Por que a Meta está reduzindo investimentos em realidade virtual?
A decisão da Meta vem após anos de prejuízos acumulados na Reality Labs - mais de US$ 70 bilhões desde 2020. Mark Zuckerberg, que em 2021 rebatizou o Facebook como Meta apostando no metaverso, agora enfrenta a realidade de um mercado que não decolou como esperado. "O inverno da VR chegou", comenta Jessica Young, criadora de conteúdo para o Horizon Worlds.
Durante a conferência Connect 2025, a ausência de novos headsets Quest chamou atenção, sendo substituídos por anúncios sobre os óculos Ray-Ban Meta com display integrado. Andrew Bosworth, CTO da Meta, afirmou que a empresa "continua investindo pesadamente" em VR, mas reconheceu que o desenvolvimento está mais lento que o projetado.
Quais áreas foram mais impactadas pelos cortes?
As equipes responsáveis pelos headsets Quest e pela plataforma social Horizon Worlds sofreram reduções significativas. A Meta também fechou estúdios internos de produção e eliminou programas de apoio a empresas que usavam VR para treinamento corporativo.
Segundo dados do IDC, o mercado de realidade estendida (XR) está em transformação. Jitesh Ubrani, analista da IDC, observa que "o público geral não adotou o uso prolongado de headsets volumosos", limitando o apelo a nichos específicos, principalmente gamers.

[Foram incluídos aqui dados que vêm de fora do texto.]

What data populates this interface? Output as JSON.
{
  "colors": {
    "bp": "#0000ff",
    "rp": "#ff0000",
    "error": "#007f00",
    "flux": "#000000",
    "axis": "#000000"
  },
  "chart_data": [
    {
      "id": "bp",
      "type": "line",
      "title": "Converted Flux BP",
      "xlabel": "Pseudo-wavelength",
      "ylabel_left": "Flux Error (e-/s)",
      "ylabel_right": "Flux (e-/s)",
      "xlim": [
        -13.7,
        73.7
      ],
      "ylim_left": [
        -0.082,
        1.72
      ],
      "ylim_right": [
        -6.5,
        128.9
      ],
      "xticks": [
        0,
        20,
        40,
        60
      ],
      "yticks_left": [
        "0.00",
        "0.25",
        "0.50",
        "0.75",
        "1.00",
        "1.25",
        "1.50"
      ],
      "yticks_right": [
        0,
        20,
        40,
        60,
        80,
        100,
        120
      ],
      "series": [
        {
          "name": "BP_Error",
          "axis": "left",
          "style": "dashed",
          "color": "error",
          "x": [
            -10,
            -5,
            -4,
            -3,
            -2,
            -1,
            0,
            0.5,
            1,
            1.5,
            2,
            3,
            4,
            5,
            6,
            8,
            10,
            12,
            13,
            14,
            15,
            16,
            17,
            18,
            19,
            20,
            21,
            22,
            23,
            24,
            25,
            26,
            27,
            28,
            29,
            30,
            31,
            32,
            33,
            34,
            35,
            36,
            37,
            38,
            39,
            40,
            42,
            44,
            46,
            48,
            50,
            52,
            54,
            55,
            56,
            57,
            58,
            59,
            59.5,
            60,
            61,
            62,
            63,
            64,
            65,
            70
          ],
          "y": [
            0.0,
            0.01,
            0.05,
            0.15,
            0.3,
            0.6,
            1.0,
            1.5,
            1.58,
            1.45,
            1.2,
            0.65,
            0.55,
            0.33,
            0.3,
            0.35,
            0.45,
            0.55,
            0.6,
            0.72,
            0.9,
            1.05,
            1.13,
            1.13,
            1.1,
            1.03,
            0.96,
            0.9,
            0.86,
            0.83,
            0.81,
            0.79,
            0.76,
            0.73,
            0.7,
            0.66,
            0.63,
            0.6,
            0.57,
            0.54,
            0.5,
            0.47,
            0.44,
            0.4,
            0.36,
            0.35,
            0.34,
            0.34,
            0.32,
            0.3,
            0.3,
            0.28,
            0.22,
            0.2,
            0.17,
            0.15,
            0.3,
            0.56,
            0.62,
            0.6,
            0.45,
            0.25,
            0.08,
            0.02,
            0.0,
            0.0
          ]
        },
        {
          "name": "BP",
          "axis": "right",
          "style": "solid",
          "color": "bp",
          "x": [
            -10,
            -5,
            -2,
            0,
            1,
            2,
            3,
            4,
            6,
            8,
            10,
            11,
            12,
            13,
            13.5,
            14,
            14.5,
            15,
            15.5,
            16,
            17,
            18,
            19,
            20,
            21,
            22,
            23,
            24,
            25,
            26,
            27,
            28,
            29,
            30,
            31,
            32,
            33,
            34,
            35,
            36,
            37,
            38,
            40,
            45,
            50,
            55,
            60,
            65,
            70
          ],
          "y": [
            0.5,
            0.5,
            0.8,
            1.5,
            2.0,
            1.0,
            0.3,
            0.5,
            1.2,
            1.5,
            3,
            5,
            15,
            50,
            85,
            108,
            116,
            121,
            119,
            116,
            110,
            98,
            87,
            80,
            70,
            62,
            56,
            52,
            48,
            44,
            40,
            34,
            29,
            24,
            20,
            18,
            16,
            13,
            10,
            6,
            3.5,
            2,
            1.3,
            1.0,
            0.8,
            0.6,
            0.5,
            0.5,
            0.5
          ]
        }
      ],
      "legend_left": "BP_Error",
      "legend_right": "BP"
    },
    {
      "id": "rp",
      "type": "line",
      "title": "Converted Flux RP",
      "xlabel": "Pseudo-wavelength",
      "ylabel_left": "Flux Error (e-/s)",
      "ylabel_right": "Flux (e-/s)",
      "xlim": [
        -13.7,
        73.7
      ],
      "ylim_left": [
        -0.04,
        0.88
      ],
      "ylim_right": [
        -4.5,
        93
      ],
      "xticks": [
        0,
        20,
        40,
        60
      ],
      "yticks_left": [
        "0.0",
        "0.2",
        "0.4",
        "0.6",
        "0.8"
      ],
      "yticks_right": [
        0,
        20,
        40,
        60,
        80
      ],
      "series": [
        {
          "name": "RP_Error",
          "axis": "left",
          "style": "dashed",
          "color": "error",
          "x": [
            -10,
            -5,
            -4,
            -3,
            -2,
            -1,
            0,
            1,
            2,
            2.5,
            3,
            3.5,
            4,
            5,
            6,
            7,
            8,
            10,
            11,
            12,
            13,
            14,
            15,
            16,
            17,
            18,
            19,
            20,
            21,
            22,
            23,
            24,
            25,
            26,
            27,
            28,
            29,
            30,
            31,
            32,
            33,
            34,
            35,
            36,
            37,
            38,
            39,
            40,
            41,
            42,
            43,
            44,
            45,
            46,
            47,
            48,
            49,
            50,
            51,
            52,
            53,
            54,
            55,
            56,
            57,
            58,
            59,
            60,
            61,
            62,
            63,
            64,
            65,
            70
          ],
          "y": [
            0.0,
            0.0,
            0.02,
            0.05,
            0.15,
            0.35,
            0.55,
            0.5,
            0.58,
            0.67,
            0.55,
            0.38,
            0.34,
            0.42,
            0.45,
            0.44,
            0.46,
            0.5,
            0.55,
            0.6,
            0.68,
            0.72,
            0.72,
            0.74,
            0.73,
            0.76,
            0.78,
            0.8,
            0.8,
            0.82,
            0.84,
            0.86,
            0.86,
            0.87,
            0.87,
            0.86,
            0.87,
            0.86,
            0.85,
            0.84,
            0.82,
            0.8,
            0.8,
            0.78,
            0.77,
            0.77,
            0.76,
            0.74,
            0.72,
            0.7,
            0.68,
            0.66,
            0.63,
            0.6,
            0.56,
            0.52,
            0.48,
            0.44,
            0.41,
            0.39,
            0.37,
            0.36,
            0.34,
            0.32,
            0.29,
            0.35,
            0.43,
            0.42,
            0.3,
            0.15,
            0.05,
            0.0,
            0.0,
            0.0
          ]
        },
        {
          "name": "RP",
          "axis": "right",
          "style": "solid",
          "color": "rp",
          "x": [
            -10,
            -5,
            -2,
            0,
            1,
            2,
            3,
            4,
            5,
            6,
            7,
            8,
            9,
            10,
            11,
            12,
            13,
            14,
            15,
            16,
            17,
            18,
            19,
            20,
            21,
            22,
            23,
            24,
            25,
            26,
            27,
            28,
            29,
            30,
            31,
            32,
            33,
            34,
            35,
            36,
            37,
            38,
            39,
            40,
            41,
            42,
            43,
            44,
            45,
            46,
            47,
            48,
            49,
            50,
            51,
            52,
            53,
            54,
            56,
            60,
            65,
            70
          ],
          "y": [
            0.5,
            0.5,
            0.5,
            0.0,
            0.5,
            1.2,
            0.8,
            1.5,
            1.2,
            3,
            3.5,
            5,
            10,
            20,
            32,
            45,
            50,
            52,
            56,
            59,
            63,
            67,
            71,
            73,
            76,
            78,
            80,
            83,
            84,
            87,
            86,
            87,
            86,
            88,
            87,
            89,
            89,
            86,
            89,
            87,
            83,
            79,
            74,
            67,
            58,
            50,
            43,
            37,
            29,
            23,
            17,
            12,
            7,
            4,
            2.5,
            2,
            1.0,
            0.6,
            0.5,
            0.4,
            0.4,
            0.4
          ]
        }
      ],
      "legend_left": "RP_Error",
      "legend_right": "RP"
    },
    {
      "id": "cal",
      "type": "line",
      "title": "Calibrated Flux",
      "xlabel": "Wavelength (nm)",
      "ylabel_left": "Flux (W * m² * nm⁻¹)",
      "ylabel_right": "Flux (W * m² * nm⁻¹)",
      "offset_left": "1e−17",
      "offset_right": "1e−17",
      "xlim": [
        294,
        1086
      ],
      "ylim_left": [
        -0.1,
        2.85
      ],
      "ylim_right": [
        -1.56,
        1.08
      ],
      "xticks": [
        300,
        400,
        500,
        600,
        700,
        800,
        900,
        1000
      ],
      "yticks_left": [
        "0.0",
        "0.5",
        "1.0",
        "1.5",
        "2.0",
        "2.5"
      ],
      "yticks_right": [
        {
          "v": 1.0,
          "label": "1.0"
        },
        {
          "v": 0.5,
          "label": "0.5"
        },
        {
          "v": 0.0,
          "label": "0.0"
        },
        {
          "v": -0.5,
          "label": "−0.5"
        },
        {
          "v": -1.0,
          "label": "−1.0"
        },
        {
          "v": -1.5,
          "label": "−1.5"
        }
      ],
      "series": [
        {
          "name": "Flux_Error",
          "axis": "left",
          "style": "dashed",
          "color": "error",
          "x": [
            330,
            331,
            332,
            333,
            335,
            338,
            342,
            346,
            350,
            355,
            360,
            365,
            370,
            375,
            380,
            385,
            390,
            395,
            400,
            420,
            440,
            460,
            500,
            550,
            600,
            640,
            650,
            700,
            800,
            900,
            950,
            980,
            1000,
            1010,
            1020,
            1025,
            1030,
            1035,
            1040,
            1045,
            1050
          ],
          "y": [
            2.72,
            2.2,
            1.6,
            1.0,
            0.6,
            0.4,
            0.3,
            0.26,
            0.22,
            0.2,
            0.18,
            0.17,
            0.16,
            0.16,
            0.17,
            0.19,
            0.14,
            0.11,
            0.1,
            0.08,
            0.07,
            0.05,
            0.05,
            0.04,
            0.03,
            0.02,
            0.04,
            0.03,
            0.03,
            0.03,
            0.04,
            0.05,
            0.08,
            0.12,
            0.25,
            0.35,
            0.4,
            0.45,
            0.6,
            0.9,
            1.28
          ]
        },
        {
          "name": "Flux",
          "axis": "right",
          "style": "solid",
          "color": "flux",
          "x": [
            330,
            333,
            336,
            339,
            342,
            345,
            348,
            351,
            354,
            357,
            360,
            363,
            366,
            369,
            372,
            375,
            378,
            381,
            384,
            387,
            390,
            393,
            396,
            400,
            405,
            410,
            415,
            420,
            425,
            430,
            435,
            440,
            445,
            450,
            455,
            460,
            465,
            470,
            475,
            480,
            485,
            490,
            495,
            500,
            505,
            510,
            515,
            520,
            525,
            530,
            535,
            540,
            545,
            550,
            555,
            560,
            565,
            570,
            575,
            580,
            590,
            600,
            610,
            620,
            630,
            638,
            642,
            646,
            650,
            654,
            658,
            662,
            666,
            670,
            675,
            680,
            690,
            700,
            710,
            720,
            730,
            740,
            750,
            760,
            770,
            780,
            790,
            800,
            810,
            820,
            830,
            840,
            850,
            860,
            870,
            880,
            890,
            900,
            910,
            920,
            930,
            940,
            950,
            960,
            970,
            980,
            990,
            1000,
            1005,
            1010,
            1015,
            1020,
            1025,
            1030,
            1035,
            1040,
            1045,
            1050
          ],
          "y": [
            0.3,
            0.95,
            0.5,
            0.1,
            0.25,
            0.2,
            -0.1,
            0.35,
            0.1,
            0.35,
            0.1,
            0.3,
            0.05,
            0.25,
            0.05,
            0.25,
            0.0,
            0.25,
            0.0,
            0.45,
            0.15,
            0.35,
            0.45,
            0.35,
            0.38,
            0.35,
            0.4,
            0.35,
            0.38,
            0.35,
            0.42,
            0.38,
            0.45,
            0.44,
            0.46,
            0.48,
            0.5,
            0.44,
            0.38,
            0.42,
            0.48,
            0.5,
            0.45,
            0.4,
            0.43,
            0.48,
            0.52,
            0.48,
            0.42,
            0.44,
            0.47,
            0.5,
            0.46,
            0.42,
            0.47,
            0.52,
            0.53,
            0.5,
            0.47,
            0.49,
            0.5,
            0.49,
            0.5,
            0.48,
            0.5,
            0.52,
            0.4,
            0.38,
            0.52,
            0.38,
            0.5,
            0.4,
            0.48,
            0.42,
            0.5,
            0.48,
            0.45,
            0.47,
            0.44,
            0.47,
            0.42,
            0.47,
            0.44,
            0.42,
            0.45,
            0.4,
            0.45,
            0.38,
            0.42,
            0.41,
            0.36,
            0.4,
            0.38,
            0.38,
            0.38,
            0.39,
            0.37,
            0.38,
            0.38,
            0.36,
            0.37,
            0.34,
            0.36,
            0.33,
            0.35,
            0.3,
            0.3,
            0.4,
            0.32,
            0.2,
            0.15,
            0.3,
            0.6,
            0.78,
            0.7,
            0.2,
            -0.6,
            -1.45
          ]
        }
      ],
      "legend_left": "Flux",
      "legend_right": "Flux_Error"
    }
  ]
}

Qual o novo foco estratégico da Meta?
A empresa está redirecionando recursos para:
- Tecnologias vestíveis (wearables), como os óculos Ray-Ban Meta em parceria com a EssilorLuxottica
- Desenvolvimento em inteligência artificial
- Aplicações práticas de XR para uso empresarial
Esta transição ocorre enquanto a indústria reconhece que comparar headsets VR com smartphones foi um "erro estratégico", nas palavras de Andrew Eiche, do Owlchemy Labs (Google). Ele critica ainda o foco excessivo da Meta no Horizon Worlds, que dificultou o trabalho de desenvolvedores independentes.
O que isso significa para o futuro da VR?
Embora Palmer Luckey, cofundador da Oculus, afirme que a Meta ainda tem "de longe a maior equipe trabalhando em VR", especialistas veem um cenário mais modesto. A BTCC analisa que a Meta provavelmente manterá presença no setor, mas com expectativas realistas sobre adoção em massa.
Fontes do TradingView indicam que ações da Meta reagiram positivamente aos cortes, sugerindo aprovação do mercado a uma estratégia mais enxuta. No entanto, criadores como Young temem que a mudança para plataformas móveis tipo Roblox dilua a experiência única da VR.
Perguntas Frequentes
Quantos empregos a Meta cortou na Reality Labs?
A Meta eliminou aproximadamente 1.000 posições, representando 10% da força de trabalho da divisão.
A Meta está abandonando completamente a realidade virtual?
Não completamente. A empresa mantém investimentos, mas em escala reduzida, focando agora em wearables e IA.
Quanto a Reality Labs já perdeu?
As perdas acumuladas ultrapassam US$ 70 bilhões desde o final de 2020.
Quais produtos de VR serão afetados?
Os cortes atingiram principalmente as equipes dos headsets Quest e da plataforma Horizon Worlds, com fechamento de alguns estúdios internos.